Apr 13, 2009
I feel like a battery ram. Ever since I broke my foot last Oct. 2008, my health has gone down hill. Oh the foot is healed, but not completely, because of the fracture location it could break again. So I am walking around our little home with a cane for my foot and unbalanced while standing and walking due to the Fibro. I have been in such Chronic Pain from the Osteoarthritis in my neck and lower back and right knee which very swollen. If we go out I use my powered Scooter. And tonight I feel a Migraine coming on. I will have to go take my Migraine meds. It is all I can do to get out of bed and my recliner. I do get up and stretch, just to move around even it hurts. Like everyone here I am so sick of being sick. My marriage is really being stressed to the max. MY Husband has been very loving and caring. But we have it the point were we are both trying to deal with the life we have now. We have not been intimate for a very long time. I think he has hit the time that he is not sure he wants to stay married with me. 36 years, I am so scared. We have talked this over and over. I get so tired so easy these days, I have times I just fall asleep anytime of the day or night. If I lose Michael my hubby, I promise you I will not be here, he is my life since I was 16yrs. old. If I make a comment he thinks I am attacking his sentence, If I say something to him he makes me feel like I a dummy, In fact he now refers to me a cripple. I know it is hard on him, but that hurts.
My Fibro is still in a flare and my doctor said it could be a year of more for the flare to ease off. I walk into the walls or just lose my balance a lot, so he ordered a prescription for my powered scooter, I have fallen a couple of times and had a seizure. I constantly am dropping things. I had to get rid of some furniture to make more foom inside. I had to make a very hard decision about my oldest cat. He was having potty accidents often, drinking a lot of water and non-stop eating. I was cleaning up after all day. He was 16 yrs. old. He was my haby we had Precious put to sleep April 2nd It was so hard to let him go. It is just one more thing Fibro. has taken from me.
I HATE FIBRO, OSTEOARTHRITIS I don't like what it has and is doing to me and m family.
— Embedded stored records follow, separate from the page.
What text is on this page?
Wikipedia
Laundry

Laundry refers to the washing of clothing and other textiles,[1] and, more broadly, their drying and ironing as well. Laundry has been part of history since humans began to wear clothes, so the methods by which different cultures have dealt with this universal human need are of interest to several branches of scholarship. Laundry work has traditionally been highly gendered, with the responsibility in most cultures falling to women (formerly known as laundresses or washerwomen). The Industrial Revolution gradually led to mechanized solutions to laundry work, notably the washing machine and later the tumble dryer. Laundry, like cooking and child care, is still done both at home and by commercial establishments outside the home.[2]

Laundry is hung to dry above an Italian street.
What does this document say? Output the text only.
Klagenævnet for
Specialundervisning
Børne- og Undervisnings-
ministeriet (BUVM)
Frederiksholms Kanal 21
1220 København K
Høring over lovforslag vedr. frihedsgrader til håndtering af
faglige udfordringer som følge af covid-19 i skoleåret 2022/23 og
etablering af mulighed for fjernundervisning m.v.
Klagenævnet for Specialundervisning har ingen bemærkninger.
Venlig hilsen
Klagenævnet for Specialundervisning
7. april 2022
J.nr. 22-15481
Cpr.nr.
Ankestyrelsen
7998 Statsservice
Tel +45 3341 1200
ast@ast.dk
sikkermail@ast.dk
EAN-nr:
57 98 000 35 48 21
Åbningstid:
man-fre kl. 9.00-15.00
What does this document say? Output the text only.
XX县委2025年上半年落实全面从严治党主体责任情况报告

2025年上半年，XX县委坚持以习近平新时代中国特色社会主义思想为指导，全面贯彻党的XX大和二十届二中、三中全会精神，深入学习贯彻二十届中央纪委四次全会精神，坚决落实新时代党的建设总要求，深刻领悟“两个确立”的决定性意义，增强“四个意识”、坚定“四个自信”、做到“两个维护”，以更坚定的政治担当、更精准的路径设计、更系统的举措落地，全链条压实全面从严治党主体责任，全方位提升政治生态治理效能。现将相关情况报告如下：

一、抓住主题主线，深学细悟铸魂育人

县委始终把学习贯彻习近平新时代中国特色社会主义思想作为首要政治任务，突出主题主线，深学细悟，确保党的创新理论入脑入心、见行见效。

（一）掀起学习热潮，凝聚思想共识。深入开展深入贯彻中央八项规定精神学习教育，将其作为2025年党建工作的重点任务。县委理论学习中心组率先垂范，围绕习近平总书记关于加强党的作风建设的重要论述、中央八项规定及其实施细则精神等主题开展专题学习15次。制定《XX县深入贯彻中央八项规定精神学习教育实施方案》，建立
I have very little control with my body any more.
I have some very dear friends here on the forums that are seriously ill. I am so very worried about them. they know who they are. My Guardian Angel, My Angel who is always positive advice for me. calls me long distance to check on me. And my little sister/friend who spent hours with me to keep me from commiting suicide. I am blessed by these friends and many others here. I am so afraid I may lose them. This my safe place- please help me, I know all this is helping me to be strong for them and hopefully something will ease this chronic pain. I am now on Morphone Sulfate 3x day for pain, not helping much. I am rambling, my head hurts and I am tired.